Although "Hide Away" is credited to Freddie King and Sonny Thompson (pianist and A&R man at Federal Records, in an interview, Freddie King said that "Hide Away" came from Hound Dog Taylor. Shakey Jake Harris, a harmonica player who played with Magic Sam, said "At that time me and Sam was playing at Mel's Hideaway. That's where Freddie King's Hide Away comes from. We stole it form Hound Dog Taylor, and Freddie King stole it from us. It used to be our theme song. It was Magic Sam's theme song. And so Freddie King would come in and jam with us until he learnt that song." Magic Sam recorded a variation of the song, "Do The Camel Walk," in 1961 (Chief 7026).

In his autobiography, Willie Dixon suggests that he named the song "Hide Away." He went on to say that "the guy who really wrote "Hide Away" was this guy called Irving Spencer. Dixon also claimed that Freddie King had recorded "Hide Away" earlier for Cobra Records, but none of his Cobra material was ever issued.

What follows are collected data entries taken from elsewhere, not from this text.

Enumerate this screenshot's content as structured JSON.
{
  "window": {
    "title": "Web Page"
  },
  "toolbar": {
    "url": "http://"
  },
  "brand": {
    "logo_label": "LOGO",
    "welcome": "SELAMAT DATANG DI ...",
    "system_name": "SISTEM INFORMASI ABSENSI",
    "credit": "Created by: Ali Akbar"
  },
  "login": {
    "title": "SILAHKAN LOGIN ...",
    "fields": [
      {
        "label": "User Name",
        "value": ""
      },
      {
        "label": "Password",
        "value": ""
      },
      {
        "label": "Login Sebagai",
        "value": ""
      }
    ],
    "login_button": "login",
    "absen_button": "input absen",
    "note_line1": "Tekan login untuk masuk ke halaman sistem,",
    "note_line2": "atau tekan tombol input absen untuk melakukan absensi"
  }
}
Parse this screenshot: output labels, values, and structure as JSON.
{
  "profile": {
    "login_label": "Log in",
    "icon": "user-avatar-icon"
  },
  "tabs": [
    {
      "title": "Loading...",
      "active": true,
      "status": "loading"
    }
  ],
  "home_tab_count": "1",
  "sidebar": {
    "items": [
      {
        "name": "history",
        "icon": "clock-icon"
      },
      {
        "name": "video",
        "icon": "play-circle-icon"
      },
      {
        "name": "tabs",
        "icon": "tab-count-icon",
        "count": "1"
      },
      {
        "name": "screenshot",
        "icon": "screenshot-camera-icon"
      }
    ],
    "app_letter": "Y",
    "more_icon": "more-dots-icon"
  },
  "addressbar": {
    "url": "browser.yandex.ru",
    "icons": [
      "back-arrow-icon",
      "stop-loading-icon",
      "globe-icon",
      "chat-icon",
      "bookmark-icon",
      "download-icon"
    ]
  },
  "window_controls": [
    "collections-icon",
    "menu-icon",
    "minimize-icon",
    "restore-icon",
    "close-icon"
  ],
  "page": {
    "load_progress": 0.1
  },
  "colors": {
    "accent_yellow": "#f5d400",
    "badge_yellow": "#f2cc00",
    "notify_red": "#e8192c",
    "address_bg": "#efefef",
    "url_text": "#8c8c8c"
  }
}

Freddie King credits Robert Jr. Lockwood with inspiring "the diminished chord I used on the break part." "And the thing I put in there like "The Walk." That came from one of Jimmy McCracklin's songs, you know, I just pitched it all in like this. Made a commercial thing out of it. But - it sold." The guitar figure from Jimmy McCracklin's "The Walk" (Checker 885) can be heard on the third verse. Freddie King also "pitched in" a take on the theme from Peter Gunn, a popular T.V. show of the time, on the sixth verse. The "Peter Gunn Theme" was written by Henry Mancini, a Hollywood composer of film scores (Breakfast At Tiffany's, Pink Panther, etc.).

In 1962, King Curtis recorded the song with Cornell Dupree on guitar. In 1966, Eric Clapton recorded "Hide Away" on the John Mayall Blues Breakers with Eric Clapton album (Decca LK 4804/London PS 492). The album was widely popular in England, where it reached #6 in the UK albums chart. The version followed the original, but with a somewhat jazzier rhythm-section arrangement and more vamping by Clapton, including an Elmore James-style riff on the seventh verse. The "Peter Gunn Theme" verse was dropped in favor of a loose take on "Baby Elephant Walk," another Henry Mancini composition, from the 1962 movie Hatari!.

Numerous versions of "Hide Away" followed, including a remake by Freddie King on his 1969 album Freddie King Is A Blues Master [Cotillion SD 9004, produced by King Curtis). However, the original remains the standard on which most contemporary versions are based. Freddie King's "Hide Away" has been inducted into the Blues Hall of Fame, the Grammy Hall of Fame, and the Rock and Roll Hall of Fame.